Но уже близилось страшное для матерей. Когда появились первые подробные известия о гибели «Варяга», прочла и Елена Петровна и заплакала: нельзя было читать без слез, как возвышенно и красиво умирали люди, и как сторонние зрители, французы, рукоплескали им и русским гимном провожали их на смерть; и эти герои были наши, русские. «Прочту Саше, пусть и он узнает», — подумала мать наставительно и спрятала листок. Но Саша и сам прочел.
— Отчего ты такой бледный, Сашенька? Устал в гимназии?
— Устал.
— Тебе не хочется говорить? А я думала прочесть тебе про «Варяга».
— Мы уже читали.
Она не расслышала слова «мы» и видела только хмурую бледность, вдруг заметила, что обвод глаз стал словно чернее и сами глаза глубже. И не успела еще осмыслить замеченного, как поднял Саша эти самые свои пугающие глаза и строго сказал:
— Ты не имела права. Зачем ты взяла меня из корпуса? Ты не имела права. Отец не позволил бы брать, если бы не умер.
Она чуть не закричала, но сдержалась и сухо, избегая взгляда, сказала:
— Тебе четырнадцать лет! Этого слишком еще мало, чтобы судить о поступках матери. И ты сам никогда не хотел военной службы.

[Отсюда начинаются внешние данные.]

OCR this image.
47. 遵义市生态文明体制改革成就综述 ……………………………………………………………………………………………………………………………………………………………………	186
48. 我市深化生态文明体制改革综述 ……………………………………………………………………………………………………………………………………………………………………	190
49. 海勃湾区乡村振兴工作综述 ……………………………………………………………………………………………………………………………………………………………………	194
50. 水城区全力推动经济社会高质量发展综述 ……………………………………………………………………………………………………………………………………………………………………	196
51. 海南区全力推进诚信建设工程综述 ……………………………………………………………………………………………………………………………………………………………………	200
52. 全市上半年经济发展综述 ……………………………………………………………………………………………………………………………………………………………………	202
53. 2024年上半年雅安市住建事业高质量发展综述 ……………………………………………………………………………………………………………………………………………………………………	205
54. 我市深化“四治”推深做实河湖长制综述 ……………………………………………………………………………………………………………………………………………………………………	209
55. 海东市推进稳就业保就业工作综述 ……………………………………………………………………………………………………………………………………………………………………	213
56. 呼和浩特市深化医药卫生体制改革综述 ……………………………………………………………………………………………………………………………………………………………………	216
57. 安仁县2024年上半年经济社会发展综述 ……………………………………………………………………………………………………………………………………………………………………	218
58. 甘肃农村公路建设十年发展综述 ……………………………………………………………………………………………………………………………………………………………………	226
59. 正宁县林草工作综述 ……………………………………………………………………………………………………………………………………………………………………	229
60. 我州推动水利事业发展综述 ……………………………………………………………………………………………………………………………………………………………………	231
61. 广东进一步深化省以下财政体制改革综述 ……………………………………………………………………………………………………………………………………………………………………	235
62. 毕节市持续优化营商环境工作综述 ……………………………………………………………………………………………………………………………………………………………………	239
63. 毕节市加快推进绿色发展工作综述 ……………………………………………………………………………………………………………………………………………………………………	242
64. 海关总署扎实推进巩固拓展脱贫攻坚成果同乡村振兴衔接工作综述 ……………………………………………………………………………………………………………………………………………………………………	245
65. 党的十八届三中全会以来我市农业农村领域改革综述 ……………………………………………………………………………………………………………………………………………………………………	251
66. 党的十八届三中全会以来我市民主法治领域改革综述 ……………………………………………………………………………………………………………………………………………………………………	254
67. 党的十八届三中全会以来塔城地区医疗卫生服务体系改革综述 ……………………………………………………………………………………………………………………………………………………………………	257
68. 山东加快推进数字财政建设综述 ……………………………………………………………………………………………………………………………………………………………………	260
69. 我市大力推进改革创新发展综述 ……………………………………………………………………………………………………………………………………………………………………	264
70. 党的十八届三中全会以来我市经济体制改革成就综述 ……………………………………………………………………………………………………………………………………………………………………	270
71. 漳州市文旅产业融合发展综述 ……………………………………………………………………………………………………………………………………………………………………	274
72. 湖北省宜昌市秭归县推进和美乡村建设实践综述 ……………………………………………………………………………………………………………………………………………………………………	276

— Ты не имела права. Люди там умирают, а ты меня бережешь. Ты не имеешь права меня беречь.
— Саша!
Но он не стал говорить и ушел в сад, на узенькую дорожку в снегу, которую прочистил сам; и ходил до самых синих сумерек раннего зимнего заката. Если бы он заплакал, знала бы, как поступить, чтобы утишить детское горе, но страдание молчаливое и сдержанное делало ее бессильною и пугало: слишком много чувствовалось в нем непонятной мужской силы. «Говорит такое, а сам и не волнуется как будто», — подумала Елена Петровна про Сашины жуткие глаза. Но когда подошла к зеркалу, чтобы оправиться, как по женской своей привычке делала после каждого сильного волнения, то увидела, что и она по внешности совсем спокойна и даже незачем оправляться. Долго смотрела Елена Петровна на свое отражение и многое успела передумать: о муже, которого она до сих пор не простила, о вечном страхе за Сашу и о том, что будет завтра; но, о чем бы ни думала она и как бы ни колотилось сердце, строгое лицо оставалось спокойным, как глубокая вода в предвечерний сумрак. Отходя, она провела рукой по гладким волосам и решила: «Это у нас характер такой… что ж, я очень рада».